How to prepare healthy meals in advance for the week

Work out? Then eat what you want, when you want, I say – or at least that’s the motto I’d always stuck to. Only it’s hard not to change my tune after my antics over the last few months. First things first, our HQ is a hop, skip and jump away from Gail’s Kitchen – the purveyors of all things delicious and carb-filled – so that’s a daily struggle. And whether it’s breakfast meetings, restaurant review or press dinners, a large part of my day centres around food. First world problems, I know – I digress. Generally, I eat pretty healthily – the amount I spend every week at Planet Organic being proof – but that’s probably why I’m acutely aware that my eating habits of late have left a lot to be desired.

Christmas season isn’t a time I care to spend watching what I eat. That said, the past month of carbs and wine have made themselves known on my body. A shake-up seemed in order and so I’ve resolved to start with my fridge.

First it was Christmas, with chocolate and branded cupcakes in all manner of sizes delivered to the office from our friends in PR; then came sweets in preparation for Valentine’s Day, and even as I write this now, my legs are battling with a growing pile of Easter Eggs collecting under my desk. Team that with the fact that I was drinking most days last month, not to mention the copious amounts I consumed on Christmas day and you get a pretty bleak picture.

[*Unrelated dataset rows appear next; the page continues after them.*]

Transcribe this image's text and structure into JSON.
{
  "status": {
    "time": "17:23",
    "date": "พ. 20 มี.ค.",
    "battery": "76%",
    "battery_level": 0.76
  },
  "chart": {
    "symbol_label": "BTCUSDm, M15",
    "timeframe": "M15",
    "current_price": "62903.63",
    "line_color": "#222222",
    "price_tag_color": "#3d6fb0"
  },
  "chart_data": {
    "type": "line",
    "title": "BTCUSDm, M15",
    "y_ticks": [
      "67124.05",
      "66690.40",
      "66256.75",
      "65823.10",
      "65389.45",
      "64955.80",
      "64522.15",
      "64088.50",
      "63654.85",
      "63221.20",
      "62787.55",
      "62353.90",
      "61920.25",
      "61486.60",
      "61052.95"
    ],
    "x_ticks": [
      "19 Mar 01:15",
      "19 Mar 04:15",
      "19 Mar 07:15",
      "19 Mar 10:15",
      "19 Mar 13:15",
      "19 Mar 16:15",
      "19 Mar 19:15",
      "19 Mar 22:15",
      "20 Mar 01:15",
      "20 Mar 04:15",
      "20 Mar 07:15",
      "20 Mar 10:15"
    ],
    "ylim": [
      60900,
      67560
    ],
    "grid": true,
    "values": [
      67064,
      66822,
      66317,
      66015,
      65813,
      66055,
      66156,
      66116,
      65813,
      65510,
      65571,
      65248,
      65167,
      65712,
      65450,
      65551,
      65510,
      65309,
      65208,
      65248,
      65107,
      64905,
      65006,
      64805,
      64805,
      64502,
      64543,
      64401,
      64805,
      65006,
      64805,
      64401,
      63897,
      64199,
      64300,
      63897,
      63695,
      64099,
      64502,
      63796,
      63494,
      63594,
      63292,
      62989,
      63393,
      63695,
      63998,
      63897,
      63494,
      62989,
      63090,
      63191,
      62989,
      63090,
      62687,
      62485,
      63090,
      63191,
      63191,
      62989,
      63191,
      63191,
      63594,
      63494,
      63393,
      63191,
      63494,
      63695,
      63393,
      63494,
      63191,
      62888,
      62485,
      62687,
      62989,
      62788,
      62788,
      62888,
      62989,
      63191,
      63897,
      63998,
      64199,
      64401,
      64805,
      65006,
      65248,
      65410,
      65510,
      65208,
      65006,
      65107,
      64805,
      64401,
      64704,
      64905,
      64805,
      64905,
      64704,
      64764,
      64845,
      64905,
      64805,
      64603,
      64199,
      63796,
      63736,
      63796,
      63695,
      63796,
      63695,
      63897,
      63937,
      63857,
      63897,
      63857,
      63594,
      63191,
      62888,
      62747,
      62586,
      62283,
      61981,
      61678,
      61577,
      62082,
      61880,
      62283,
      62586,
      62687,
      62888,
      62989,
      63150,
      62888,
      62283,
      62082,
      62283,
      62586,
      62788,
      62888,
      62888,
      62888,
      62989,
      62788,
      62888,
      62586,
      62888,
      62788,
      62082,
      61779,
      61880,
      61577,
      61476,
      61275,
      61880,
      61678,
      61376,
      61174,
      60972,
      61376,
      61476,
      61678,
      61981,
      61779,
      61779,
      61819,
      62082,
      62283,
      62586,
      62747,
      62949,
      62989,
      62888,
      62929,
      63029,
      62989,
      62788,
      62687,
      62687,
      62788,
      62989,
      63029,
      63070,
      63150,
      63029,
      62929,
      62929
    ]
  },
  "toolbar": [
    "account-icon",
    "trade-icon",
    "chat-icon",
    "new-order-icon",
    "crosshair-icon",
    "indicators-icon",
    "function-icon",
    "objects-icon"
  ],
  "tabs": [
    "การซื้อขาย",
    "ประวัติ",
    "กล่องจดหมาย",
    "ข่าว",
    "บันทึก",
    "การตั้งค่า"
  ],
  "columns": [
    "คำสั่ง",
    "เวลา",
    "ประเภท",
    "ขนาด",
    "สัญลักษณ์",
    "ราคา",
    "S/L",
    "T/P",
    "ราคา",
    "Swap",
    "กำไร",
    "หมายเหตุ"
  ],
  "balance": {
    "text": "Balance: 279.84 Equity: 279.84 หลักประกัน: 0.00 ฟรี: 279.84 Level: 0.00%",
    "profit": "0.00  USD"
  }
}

Christmas season isn’t a time I care to spend watching what I eat. That said, the past month of carbs and wine have made themselves known on my body. A shake-up seemed in order and so I’ve resolved to start with my fridge. Take a peak inside and you’ll see plenty of fresh fruit and veg but if I haven’t prepared meals ahead of a busy week, I’ll often come, stare at the quinoa, heirloom carrots, and perfectly crisp kale, only to shrug and make a bowl of pasta instead – for hunger trumps all else. This is exactly why I called on nutritionist Libby Limon for help. When you go shopping this weekend, think of this as your healthy line of defence. Even if you only have only have one hour each weekend to prep a few things on this list – you’ll be amazed at what a difference it’ll make in keeping you on the straight and narrow during the week.


How-to-prepare-meals-for-weekThe first thing you need is healthy food in the house. If you are food obsessed like me, head to your local farmers market to stock up on seasonal and organic produce. If you’re time poor or food shopping isn’t your bag, organise a big online supermarket delivery. It’s important to at least loosely plan what dishes you want to prepare and eat to make sure that you don’t over or under order.

Keep it simple. Even if you are the most ardent lover of cooking, if you have a full-time job spending hours and hours in the kitchen can soon become draining. Dishes that take a long time to prepare or have long lists of fanciful ingredients are great if you are want to show off when hosting a dinner party or when you have time at the weekend to experiment. The trick to eating healthily in the week and sticking with it is keeping recipes simple by building up a repertoire of easy go-to dishes that require more prep time than demanding cooking time.

Sunday is a great prep day. There are loads of foods you can prep ahead to make meals quick and easy during the week. Roast trays of root and Mediterranean vegetables to add to salads or reheat with your meals during the week. Steam and refresh vegetables such as broccoli, green beans and peas too. Cook pots of healthy wholegrains like quinoa or buckwheat noodles. It’s also worth preparing healthy soups and stews. I make batches of green juices and hard boil eggs for my breakfasts too. You can even portion out smoothie ingredients ready to go for the morning.

The freezer is your friend. It stores it but also locks in the nutrition. It’s the best way to stock up and have healthy food available all the time whether you have time to cook or not.  It allows you to make your own homemade ready meals. You can also freeze sauces such as homemade pesto, juices and smoothie ingredients. Buying frozen berries means that they are produced and picked in season making them more tasty and nutrient dense. 

Fill your store cupboard cleverly. Beans, peas and pulses are great source of fibre and protein but take an age to prepare. Instead of cooking from scratch, buy organic tins or cartons to save time and energy. Healthy condiments are great to add flavour and depth to dishes turning similar base ingredients to completely different dishes. Use healthy oils like coconut, avocado and sesame. Pre-prep and freeze your own curry pastes, pestos and bone broths so all you need to do is add them to heartier ingredients that are cook to prepare during the week. It’s really that simple.